I’m also good in the theoretical knowledge of Natural Language Processing (NLP) and Deep Learning (DL). Please let me know whether I’ve to submit the proposal to you before submitting via the GSOC portal.
My LinkedIn: https://www.linkedin.com/in/keerthana-sathish-0b9908205/
Greetings to all!
My name is Joel Pardo, I am a versatile professional with expertise in data science, artificial intelligence research, and entrepreneurship. I earned my data science degree from the University of Valencia, Spain and am now in the process of obtaining a master’s degree in artificial intelligence from the Polytechnical University of Madrid.
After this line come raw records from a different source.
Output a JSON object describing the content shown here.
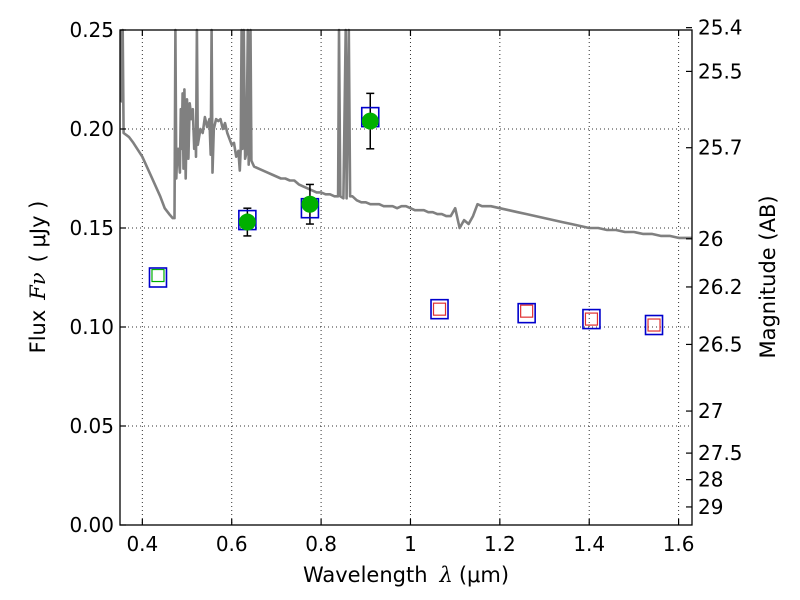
{
  "chart_data": {
    "type": "scatter",
    "title": "",
    "xlabel_text": "Wavelength",
    "xlabel_symbol": "λ",
    "xlabel_unit": "(μm)",
    "ylabel_text": "Flux",
    "ylabel_symbol": "Fν",
    "ylabel_unit": "( μJy )",
    "y2label": "Magnitude (AB)",
    "xlim": [
      0.35,
      1.63
    ],
    "ylim": [
      0.0,
      0.25
    ],
    "grid": true,
    "x_ticks": [
      {
        "value": 0.4,
        "label": "0.4"
      },
      {
        "value": 0.6,
        "label": "0.6"
      },
      {
        "value": 0.8,
        "label": "0.8"
      },
      {
        "value": 1.0,
        "label": "1"
      },
      {
        "value": 1.2,
        "label": "1.2"
      },
      {
        "value": 1.4,
        "label": "1.4"
      },
      {
        "value": 1.6,
        "label": "1.6"
      }
    ],
    "y_ticks": [
      {
        "value": 0.0,
        "label": "0.00"
      },
      {
        "value": 0.05,
        "label": "0.05"
      },
      {
        "value": 0.1,
        "label": "0.10"
      },
      {
        "value": 0.15,
        "label": "0.15"
      },
      {
        "value": 0.2,
        "label": "0.20"
      },
      {
        "value": 0.25,
        "label": "0.25"
      }
    ],
    "y2_ticks": [
      {
        "mag": 25.4,
        "label": "25.4"
      },
      {
        "mag": 25.5,
        "label": "25.5"
      },
      {
        "mag": 25.7,
        "label": "25.7"
      },
      {
        "mag": 26,
        "label": "26"
      },
      {
        "mag": 26.2,
        "label": "26.2"
      },
      {
        "mag": 26.5,
        "label": "26.5"
      },
      {
        "mag": 27,
        "label": "27"
      },
      {
        "mag": 27.5,
        "label": "27.5"
      },
      {
        "mag": 28,
        "label": "28"
      },
      {
        "mag": 29,
        "label": "29"
      }
    ],
    "sed_model": {
      "color": "#808080",
      "points": [
        [
          0.352,
          0.25
        ],
        [
          0.354,
          0.214
        ],
        [
          0.356,
          0.25
        ],
        [
          0.358,
          0.198
        ],
        [
          0.37,
          0.196
        ],
        [
          0.38,
          0.193
        ],
        [
          0.4,
          0.186
        ],
        [
          0.42,
          0.176
        ],
        [
          0.44,
          0.166
        ],
        [
          0.45,
          0.16
        ],
        [
          0.46,
          0.157
        ],
        [
          0.468,
          0.155
        ],
        [
          0.472,
          0.155
        ],
        [
          0.474,
          0.25
        ],
        [
          0.476,
          0.175
        ],
        [
          0.478,
          0.188
        ],
        [
          0.48,
          0.19
        ],
        [
          0.484,
          0.178
        ],
        [
          0.486,
          0.21
        ],
        [
          0.488,
          0.19
        ],
        [
          0.49,
          0.218
        ],
        [
          0.492,
          0.18
        ],
        [
          0.494,
          0.22
        ],
        [
          0.497,
          0.175
        ],
        [
          0.5,
          0.215
        ],
        [
          0.503,
          0.185
        ],
        [
          0.506,
          0.213
        ],
        [
          0.51,
          0.205
        ],
        [
          0.513,
          0.21
        ],
        [
          0.516,
          0.19
        ],
        [
          0.519,
          0.2
        ],
        [
          0.52,
          0.186
        ],
        [
          0.522,
          0.25
        ],
        [
          0.524,
          0.192
        ],
        [
          0.53,
          0.2
        ],
        [
          0.535,
          0.198
        ],
        [
          0.54,
          0.206
        ],
        [
          0.545,
          0.201
        ],
        [
          0.55,
          0.205
        ],
        [
          0.553,
          0.187
        ],
        [
          0.555,
          0.25
        ],
        [
          0.557,
          0.178
        ],
        [
          0.56,
          0.2
        ],
        [
          0.565,
          0.205
        ],
        [
          0.57,
          0.204
        ],
        [
          0.575,
          0.205
        ],
        [
          0.58,
          0.2
        ],
        [
          0.585,
          0.203
        ],
        [
          0.59,
          0.198
        ],
        [
          0.595,
          0.195
        ],
        [
          0.6,
          0.192
        ],
        [
          0.605,
          0.193
        ],
        [
          0.61,
          0.186
        ],
        [
          0.615,
          0.189
        ],
        [
          0.618,
          0.179
        ],
        [
          0.62,
          0.19
        ],
        [
          0.622,
          0.25
        ],
        [
          0.624,
          0.19
        ],
        [
          0.627,
          0.25
        ],
        [
          0.63,
          0.185
        ],
        [
          0.633,
          0.188
        ],
        [
          0.636,
          0.25
        ],
        [
          0.638,
          0.182
        ],
        [
          0.642,
          0.25
        ],
        [
          0.644,
          0.184
        ],
        [
          0.65,
          0.181
        ],
        [
          0.66,
          0.18
        ],
        [
          0.67,
          0.179
        ],
        [
          0.68,
          0.178
        ],
        [
          0.69,
          0.177
        ],
        [
          0.7,
          0.176
        ],
        [
          0.71,
          0.175
        ],
        [
          0.72,
          0.175
        ],
        [
          0.73,
          0.174
        ],
        [
          0.74,
          0.174
        ],
        [
          0.75,
          0.172
        ],
        [
          0.76,
          0.171
        ],
        [
          0.77,
          0.17
        ],
        [
          0.78,
          0.169
        ],
        [
          0.79,
          0.168
        ],
        [
          0.8,
          0.168
        ],
        [
          0.81,
          0.167
        ],
        [
          0.82,
          0.167
        ],
        [
          0.83,
          0.166
        ],
        [
          0.838,
          0.166
        ],
        [
          0.84,
          0.25
        ],
        [
          0.843,
          0.166
        ],
        [
          0.85,
          0.165
        ],
        [
          0.855,
          0.25
        ],
        [
          0.857,
          0.165
        ],
        [
          0.862,
          0.25
        ],
        [
          0.865,
          0.166
        ],
        [
          0.87,
          0.166
        ],
        [
          0.88,
          0.164
        ],
        [
          0.89,
          0.163
        ],
        [
          0.9,
          0.163
        ],
        [
          0.91,
          0.162
        ],
        [
          0.92,
          0.162
        ],
        [
          0.93,
          0.162
        ],
        [
          0.94,
          0.161
        ],
        [
          0.95,
          0.161
        ],
        [
          0.96,
          0.161
        ],
        [
          0.97,
          0.16
        ],
        [
          0.98,
          0.161
        ],
        [
          0.99,
          0.161
        ],
        [
          1.0,
          0.16
        ],
        [
          1.01,
          0.159
        ],
        [
          1.02,
          0.159
        ],
        [
          1.03,
          0.159
        ],
        [
          1.04,
          0.158
        ],
        [
          1.05,
          0.158
        ],
        [
          1.06,
          0.157
        ],
        [
          1.07,
          0.157
        ],
        [
          1.08,
          0.156
        ],
        [
          1.09,
          0.156
        ],
        [
          1.1,
          0.16
        ],
        [
          1.11,
          0.15
        ],
        [
          1.12,
          0.154
        ],
        [
          1.13,
          0.152
        ],
        [
          1.14,
          0.156
        ],
        [
          1.15,
          0.162
        ],
        [
          1.16,
          0.161
        ],
        [
          1.18,
          0.161
        ],
        [
          1.2,
          0.16
        ],
        [
          1.22,
          0.159
        ],
        [
          1.24,
          0.158
        ],
        [
          1.26,
          0.157
        ],
        [
          1.28,
          0.156
        ],
        [
          1.3,
          0.155
        ],
        [
          1.32,
          0.154
        ],
        [
          1.34,
          0.153
        ],
        [
          1.36,
          0.152
        ],
        [
          1.38,
          0.151
        ],
        [
          1.4,
          0.15
        ],
        [
          1.42,
          0.15
        ],
        [
          1.44,
          0.149
        ],
        [
          1.46,
          0.149
        ],
        [
          1.48,
          0.148
        ],
        [
          1.5,
          0.148
        ],
        [
          1.52,
          0.147
        ],
        [
          1.54,
          0.147
        ],
        [
          1.56,
          0.146
        ],
        [
          1.58,
          0.146
        ],
        [
          1.6,
          0.145
        ],
        [
          1.63,
          0.145
        ]
      ]
    },
    "observed": {
      "color": "#00b000",
      "points": [
        {
          "x": 0.635,
          "y": 0.153,
          "err": 0.007
        },
        {
          "x": 0.775,
          "y": 0.162,
          "err": 0.01
        },
        {
          "x": 0.91,
          "y": 0.204,
          "err": 0.014
        }
      ]
    },
    "model_photometry": {
      "edge_color": "#0000cc",
      "points": [
        {
          "x": 0.435,
          "y": 0.125
        },
        {
          "x": 0.635,
          "y": 0.154
        },
        {
          "x": 0.775,
          "y": 0.16
        },
        {
          "x": 0.91,
          "y": 0.206
        },
        {
          "x": 1.065,
          "y": 0.109
        },
        {
          "x": 1.26,
          "y": 0.107
        },
        {
          "x": 1.405,
          "y": 0.104
        },
        {
          "x": 1.545,
          "y": 0.101
        }
      ]
    },
    "inner_markers": {
      "green_edge": "#00b000",
      "red_edge": "#e03030",
      "points": [
        {
          "x": 0.435,
          "y": 0.126,
          "color": "green"
        },
        {
          "x": 1.065,
          "y": 0.109,
          "color": "red"
        },
        {
          "x": 1.26,
          "y": 0.108,
          "color": "red"
        },
        {
          "x": 1.405,
          "y": 0.104,
          "color": "red"
        },
        {
          "x": 1.545,
          "y": 0.101,
          "color": "red"
        }
      ]
    }
  }
}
Currently, I am doing an scholarship in the Ontology Engineering Group. I continue to refine my expertise and actively participate in innovative projects.
My diverse background has allowed me to develop a unique skill set that I apply to a variety of innovative projects. Proficient in programming languages such as Python, R, and SQL, mainly. I have developed my skills in various projects, leveraging tools and frameworks like TensorFlow and PyTorch between others.
I’ve contributed in the creation of a contract summarization tool. This software enables users to quickly review and understand the key points of complex corporate contracts, saving them time and reducing potential misunderstandings. It is built using Python and PyTorch.
I really interested on this project. I believe my experience and passion for AI-driven solutions make me an ideal candidate to contribute to the Abstractive summarization model based on DBpedia.